UCSB’s oldest professor celebrated his 100th birthday with two days of festivities earlier this week honoring his achievements in his field.

Chicana and Chicano studies professor Luis Leal spent the day in the company of fellow faculty members, former students and UCSB administrators this past Monday and Tuesday. Leal’s birthday celebration included a conference commemorating his work and the premiere of a film about his life, “Luis Leal: A Journey of 100 Years.”

Leal, an internationally renowned scholar in Mexican, Latin American and Chicano studies, has authored more than 45 books and 400 articles in a career spanning over 50 years.

Born in 1907 in Northern Mexico, Leal came to the United States in the late 1920s and began his undergraduate work at Northwestern University. He later received his Ph.D. from the University of Chicago in 1950 following his service in the U.S. Army during World War II in the Pacific Theater. He then joined the UCSB faculty in 1976 as a visiting professor and taught through 2004.

According to Chicana and Chicano studies professor Mario T. Garcia, Leal serves as not only a colleague, but as a mentor to many UCSB faculty members.

“Professor Leal is a major treasure, exemplary scholar and a great model for faculty and students,” Garcia said. “He is warm, generous and giving and we are blessed to have him in our department.”

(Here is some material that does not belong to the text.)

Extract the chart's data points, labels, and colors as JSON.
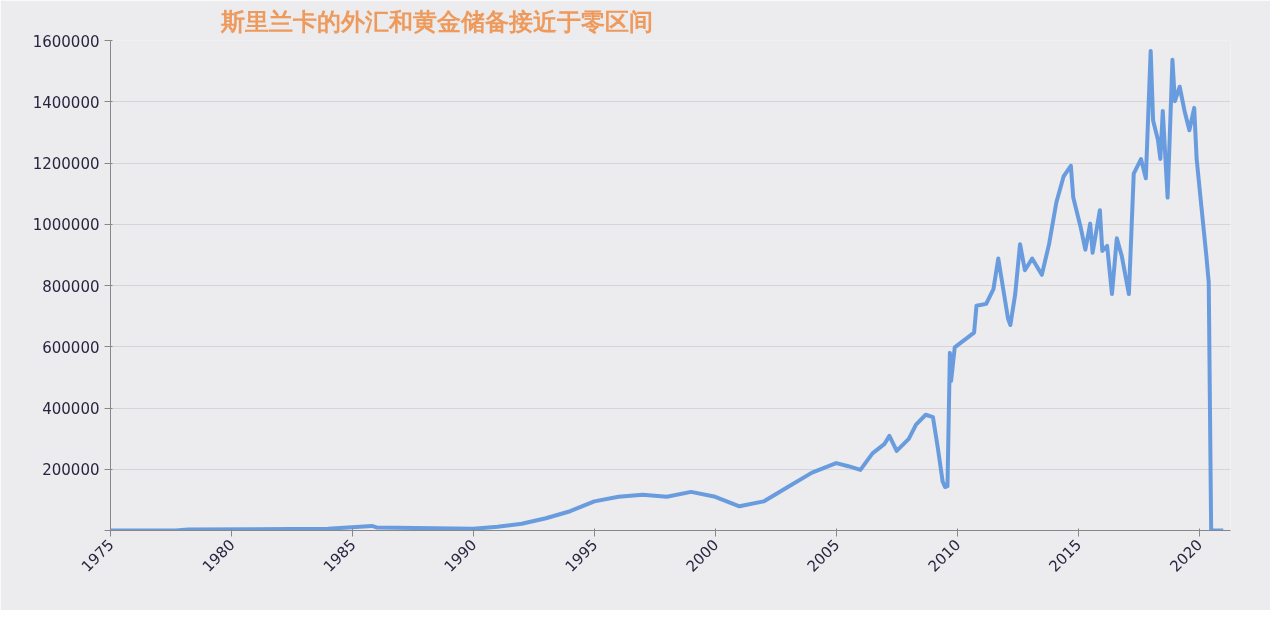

Chancellor Henry T. Yang, who spoke during both days of the celebration, played a major role in putting together the event for the professor.

“Professor Leal … inspires us all,” Yang said. “We at UC Santa Barbara are honored and proud to have Don Luis as a sabio maestro, wise elder, of our campus community.”

Throughout his career Leal received numerous awards for his work in Chicano and Mexican literature, including the National Association for Chicana and Chicano Studies Scholar of the Year and the Mexican Order of the Aztec Eagle, the highest honor granted to foreign citizens by the Mexican government. He was also one of the recipients of the National Humanities Medal, which honors individuals and groups who have expanded the nation’s understanding of the field, in 1997, the first year of its inception.

Professor Leal said he was pleased to see some of his old students in attendance at his birthday celebration.

“Some of my students who were last night at the reception I haven’t seen for some time and I was glad to see them,” Leal said. “There were even some people who studied with me who I was surprised to find are now retired.”